Nachruf an eine „unbekannte Südmährerin“
N.N., geborene N. kam 1916 in Pratsch/Kreis Znaim in Südmähren auf die Welt. Sie wuchs in einer bäuerlich geprägten Familie und Dorfgemeinschaft auf, was sie bis zu ihrem Ende schätzte und in gutem Angedenken bewahrte.
Aus der im Jahre 1933 mit dem Sattler N.N. geschlossenen Ehe gingen vier Kinder hervor. Das junge Familienglück wurde aber durch Krieg und Vertreibung je unterbrochen: Während N.N. in Krieg und Gefangenschaft noch um sein Überleben kämpfte, mußte seine Frau Enteignung, Flucht und Vertreibung mit ihren kleinen Kindern ertragen, ohne jemals einem Menschen Leid zugefügt zu haben. Und das alles aufgrund der verbrecherischen Beneš-Dekrete, die bis heute Gültigkeit haben.
Die Flucht nach Österreich war schwierig und gefährlich, doch fand die Familie N. schließlich in Hollabrunn ein neues Zuhause und wurde von den ortsansässigen Familien gut aufgenommen. Nach wenigen Jahren starb N.N. und so stand seine Frau wieder alleine da.
Anfang der 50er Jahre übersiedelte Familie N. nach Mödling, wo mittlerweile ein Großteil ihrer elterlichen Familie N. wohnte. Im gemeinsamen Haus in der Badstraße kümmerte sie sich um Haushalt und Garten, pflegte ihren Vater und zwei ihrer Geschwister bis zu deren Ende.
Daneben war sie sich für keine Arbeit zu schade: Vom Verkauf von Blumen und Obst, über Arbeiten in den Mödlinger Weingärten bis hin zu Reinigungs- und Zuträgerdiensten für die stets wachsende Zahl ihrer Mödlinger Bekannten – sie erfreute sich vor allem am Kontakt mit Menschen.
Bis ins hohe Alter war N.N. mit dem Fahrrad unterwegs und besuchte Bekannte und Familienmitglieder in der Umgebung. Auch zu entfernten Verwandten und Freunden aus ihrer alten Heimat hielt sie bis in ihre letzten Tage brieflich und telefonisch Kontakt.
Noch 2014 besuchte sie ihren bei München lebenden Bruder, auch der Besuch von sudetendeutschen Veranstaltungen und Vertriebenentreffen standen bis in die letzten Jahre immer wieder auf dem Programm.

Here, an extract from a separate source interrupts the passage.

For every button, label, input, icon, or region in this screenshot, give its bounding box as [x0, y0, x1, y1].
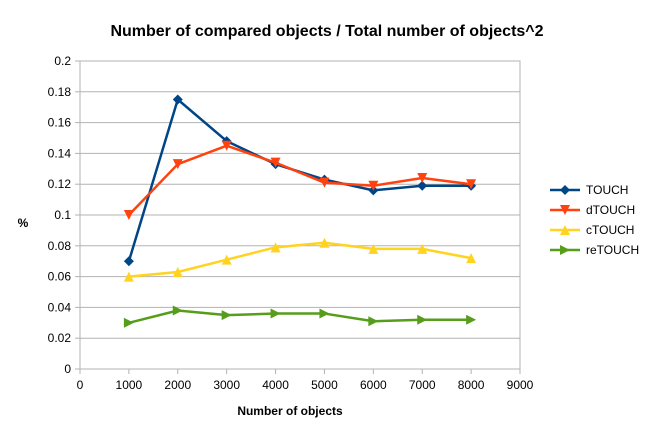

Natürlich freute sich N.N. auch immer über Besuch, der niemals hungrig nach Hause gehen durfte. Bis zuletzt versammelten sich bei ihr zu den Weihnachtsfeiertagen Kinder, Schwiegerkinder, Enkel, Nichten und Neffen zur meist sehr üppigen Jause.
Für ihre Familie war sie immer da und unterstützte diese tatkräftig, sie selbst übte sich in Bescheidenheit: Die Schönheit des Morgenrots, die ersten Schneeglöckchen, die zarten Blütenknospen der Ziermandel, der Gesang einer Amsel im Garten – all das bereitete ihr bis zuletzt Freude.
Im März 2015 schloss N.N. für immer die Augen.